On the subject of segmented market health, the CNN.com piece also notes that much of the housing rebound has likely been investor driven. Echoing concerns that regional elevation in property values has been orchestrated by hedge funds (mimicking economic trends similar to those that preceded the 2008 bubble), the CNN piece also mentions that current economic trends have made property purchase exceptionally easy. Low interest rates, a broad inventory, and diminished property values, have made advantageous (not to say aggressive) property purchase feasible. Taking a view of the potential for recently bought property to appreciate in value, those with no intention of occupying or developing their purchased property have been making portfolios of recently acquired real estate. Once economic trends shift away from low interest rates and easy availability of cheap property, the market could hit a point of comparative stagnancy.
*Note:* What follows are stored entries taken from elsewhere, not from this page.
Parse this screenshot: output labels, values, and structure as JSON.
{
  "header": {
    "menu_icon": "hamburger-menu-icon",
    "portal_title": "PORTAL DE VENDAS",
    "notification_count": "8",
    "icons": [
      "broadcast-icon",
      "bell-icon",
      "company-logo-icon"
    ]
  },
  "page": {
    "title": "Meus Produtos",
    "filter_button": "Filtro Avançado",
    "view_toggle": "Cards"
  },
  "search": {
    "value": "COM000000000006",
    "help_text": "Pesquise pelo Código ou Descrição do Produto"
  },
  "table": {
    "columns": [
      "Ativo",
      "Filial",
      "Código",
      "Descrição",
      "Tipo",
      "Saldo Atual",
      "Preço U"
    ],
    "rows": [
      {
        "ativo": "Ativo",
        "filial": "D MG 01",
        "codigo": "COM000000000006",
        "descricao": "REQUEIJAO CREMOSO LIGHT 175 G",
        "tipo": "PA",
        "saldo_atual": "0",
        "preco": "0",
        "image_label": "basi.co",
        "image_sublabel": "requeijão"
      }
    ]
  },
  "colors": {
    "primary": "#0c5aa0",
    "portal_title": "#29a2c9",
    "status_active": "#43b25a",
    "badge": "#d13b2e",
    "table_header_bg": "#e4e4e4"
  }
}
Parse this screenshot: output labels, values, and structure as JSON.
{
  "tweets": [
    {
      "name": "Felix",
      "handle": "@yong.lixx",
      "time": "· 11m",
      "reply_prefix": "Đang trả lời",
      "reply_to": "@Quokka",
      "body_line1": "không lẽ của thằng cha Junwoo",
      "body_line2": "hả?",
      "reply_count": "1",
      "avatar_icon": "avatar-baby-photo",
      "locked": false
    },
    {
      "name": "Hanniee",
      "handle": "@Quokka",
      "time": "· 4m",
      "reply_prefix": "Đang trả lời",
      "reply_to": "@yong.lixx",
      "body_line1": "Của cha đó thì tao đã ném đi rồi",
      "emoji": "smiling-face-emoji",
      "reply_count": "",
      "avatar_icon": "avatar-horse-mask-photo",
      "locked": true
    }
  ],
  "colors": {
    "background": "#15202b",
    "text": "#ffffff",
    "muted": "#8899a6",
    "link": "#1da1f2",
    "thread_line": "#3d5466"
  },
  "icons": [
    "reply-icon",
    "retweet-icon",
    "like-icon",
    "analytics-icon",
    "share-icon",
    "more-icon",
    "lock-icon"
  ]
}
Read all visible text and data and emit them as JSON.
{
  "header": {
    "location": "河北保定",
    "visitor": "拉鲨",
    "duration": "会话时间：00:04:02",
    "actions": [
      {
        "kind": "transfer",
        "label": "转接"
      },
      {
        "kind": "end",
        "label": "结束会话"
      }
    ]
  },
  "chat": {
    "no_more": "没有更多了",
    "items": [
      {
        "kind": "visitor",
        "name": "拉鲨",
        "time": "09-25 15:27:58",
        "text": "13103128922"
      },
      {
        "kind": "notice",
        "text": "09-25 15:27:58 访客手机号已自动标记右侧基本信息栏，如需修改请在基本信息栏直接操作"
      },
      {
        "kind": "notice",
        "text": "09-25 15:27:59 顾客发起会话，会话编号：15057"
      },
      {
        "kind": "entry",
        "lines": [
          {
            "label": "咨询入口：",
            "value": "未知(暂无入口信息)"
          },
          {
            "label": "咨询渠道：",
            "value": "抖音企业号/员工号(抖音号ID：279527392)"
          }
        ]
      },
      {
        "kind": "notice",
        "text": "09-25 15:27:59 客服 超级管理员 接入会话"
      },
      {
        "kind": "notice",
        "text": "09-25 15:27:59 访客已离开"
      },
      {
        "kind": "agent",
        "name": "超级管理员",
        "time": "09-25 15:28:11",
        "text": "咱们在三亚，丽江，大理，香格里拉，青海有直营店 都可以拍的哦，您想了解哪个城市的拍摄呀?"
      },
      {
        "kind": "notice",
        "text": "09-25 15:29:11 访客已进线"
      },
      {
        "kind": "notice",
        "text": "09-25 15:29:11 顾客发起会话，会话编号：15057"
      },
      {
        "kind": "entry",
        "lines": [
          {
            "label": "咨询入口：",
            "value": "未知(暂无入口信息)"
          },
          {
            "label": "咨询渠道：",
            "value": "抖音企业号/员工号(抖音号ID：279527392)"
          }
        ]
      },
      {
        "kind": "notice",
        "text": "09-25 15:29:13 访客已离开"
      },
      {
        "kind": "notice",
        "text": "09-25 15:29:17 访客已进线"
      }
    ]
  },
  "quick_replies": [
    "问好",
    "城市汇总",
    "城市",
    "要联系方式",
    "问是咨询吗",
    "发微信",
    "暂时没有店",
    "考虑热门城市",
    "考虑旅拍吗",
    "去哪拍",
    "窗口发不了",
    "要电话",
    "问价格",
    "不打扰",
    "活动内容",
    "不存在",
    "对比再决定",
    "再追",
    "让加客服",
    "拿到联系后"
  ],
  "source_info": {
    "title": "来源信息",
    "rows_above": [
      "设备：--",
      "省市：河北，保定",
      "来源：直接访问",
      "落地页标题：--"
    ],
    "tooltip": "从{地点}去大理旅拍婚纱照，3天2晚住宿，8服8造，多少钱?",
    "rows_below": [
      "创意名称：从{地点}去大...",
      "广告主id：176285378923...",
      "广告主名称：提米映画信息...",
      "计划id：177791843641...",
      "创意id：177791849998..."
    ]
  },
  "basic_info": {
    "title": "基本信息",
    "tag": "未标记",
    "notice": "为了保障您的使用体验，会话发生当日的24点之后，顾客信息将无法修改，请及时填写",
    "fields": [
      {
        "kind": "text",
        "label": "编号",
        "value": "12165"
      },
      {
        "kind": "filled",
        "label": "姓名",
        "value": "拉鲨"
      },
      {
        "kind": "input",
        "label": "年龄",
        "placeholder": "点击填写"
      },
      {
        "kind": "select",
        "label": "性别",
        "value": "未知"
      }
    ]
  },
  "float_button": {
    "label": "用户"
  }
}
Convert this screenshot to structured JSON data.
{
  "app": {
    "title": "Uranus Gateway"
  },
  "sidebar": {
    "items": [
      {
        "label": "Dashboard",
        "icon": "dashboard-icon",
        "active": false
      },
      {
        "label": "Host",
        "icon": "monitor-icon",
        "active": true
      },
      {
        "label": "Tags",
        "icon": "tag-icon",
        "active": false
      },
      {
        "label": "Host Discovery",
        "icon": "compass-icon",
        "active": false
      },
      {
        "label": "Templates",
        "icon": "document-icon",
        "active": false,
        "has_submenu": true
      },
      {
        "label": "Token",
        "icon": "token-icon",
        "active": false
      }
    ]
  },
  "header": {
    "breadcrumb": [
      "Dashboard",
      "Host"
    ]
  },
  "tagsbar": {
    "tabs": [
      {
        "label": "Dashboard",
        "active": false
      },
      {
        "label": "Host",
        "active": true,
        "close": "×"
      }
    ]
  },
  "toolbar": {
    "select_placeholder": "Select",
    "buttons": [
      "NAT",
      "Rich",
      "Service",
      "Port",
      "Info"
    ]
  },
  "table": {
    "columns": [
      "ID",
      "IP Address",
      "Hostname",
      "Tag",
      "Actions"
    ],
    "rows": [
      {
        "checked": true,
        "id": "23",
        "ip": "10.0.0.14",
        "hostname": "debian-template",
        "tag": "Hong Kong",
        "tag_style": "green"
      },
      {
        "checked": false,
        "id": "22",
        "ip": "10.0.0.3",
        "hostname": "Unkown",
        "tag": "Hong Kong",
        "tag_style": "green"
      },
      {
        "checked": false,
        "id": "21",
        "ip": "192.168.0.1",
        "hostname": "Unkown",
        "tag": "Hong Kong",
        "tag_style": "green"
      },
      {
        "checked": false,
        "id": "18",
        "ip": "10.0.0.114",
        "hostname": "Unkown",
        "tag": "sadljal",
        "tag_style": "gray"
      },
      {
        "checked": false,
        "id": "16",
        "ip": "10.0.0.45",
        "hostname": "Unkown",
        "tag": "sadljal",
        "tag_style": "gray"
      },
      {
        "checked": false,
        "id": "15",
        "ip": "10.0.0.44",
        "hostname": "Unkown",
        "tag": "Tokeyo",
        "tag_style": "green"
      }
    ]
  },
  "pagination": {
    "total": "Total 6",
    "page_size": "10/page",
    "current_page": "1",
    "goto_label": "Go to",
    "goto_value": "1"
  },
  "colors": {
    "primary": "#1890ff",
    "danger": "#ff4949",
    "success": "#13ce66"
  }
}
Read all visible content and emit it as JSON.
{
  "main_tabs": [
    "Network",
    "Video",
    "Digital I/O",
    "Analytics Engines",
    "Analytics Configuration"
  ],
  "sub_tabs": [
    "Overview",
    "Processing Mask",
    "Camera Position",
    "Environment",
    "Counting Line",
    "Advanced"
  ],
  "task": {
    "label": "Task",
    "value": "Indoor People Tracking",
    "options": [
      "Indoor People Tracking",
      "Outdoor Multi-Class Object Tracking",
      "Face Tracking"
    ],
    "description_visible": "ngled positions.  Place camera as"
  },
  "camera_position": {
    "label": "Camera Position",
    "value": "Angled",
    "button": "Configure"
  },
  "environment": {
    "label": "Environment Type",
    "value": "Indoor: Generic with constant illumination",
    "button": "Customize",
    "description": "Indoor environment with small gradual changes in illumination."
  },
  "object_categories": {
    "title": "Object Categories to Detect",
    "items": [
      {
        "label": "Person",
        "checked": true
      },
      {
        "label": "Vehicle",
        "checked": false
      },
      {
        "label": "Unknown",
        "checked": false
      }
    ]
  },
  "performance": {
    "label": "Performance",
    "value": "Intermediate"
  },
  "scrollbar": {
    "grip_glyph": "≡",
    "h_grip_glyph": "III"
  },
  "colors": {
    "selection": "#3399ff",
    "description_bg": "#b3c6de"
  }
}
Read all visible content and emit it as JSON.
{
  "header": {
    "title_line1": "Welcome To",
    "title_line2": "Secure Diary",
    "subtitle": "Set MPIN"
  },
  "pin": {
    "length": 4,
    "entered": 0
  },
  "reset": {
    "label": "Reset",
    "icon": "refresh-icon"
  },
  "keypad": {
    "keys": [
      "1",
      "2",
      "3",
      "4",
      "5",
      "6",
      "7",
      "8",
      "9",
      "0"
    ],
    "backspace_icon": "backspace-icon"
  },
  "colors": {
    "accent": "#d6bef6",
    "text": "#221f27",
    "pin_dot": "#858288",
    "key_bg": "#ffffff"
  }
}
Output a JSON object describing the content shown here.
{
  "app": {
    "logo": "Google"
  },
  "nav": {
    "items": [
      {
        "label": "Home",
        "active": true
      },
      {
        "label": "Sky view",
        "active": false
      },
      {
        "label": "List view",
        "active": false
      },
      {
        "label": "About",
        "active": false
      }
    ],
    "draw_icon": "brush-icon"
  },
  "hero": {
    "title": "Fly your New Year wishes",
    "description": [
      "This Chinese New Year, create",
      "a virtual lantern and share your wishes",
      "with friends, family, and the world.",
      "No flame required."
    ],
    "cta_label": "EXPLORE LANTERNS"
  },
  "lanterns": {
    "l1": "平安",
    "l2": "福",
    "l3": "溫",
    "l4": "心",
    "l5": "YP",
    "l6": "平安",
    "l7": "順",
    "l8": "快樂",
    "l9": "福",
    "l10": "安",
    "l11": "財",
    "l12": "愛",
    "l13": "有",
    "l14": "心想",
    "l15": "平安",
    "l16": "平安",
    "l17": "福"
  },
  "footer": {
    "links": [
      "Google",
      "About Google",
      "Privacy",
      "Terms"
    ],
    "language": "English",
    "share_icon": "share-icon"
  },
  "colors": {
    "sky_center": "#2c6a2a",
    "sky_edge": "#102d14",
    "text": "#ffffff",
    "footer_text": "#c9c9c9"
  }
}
Ultimately, apprehension around an infant rebound is a predictable development, especially considering how long-standing the housing quagmire has been. Concrete foundations, whether through an economically comprehensive recovery or sunnier career prospects for future homeowners, will ultimately be what determines housing’s long-term outlook. Seeing positive quarterly numbers after four years of unease is nevertheless a relief, but it can distract from what ultimately yields financial stability.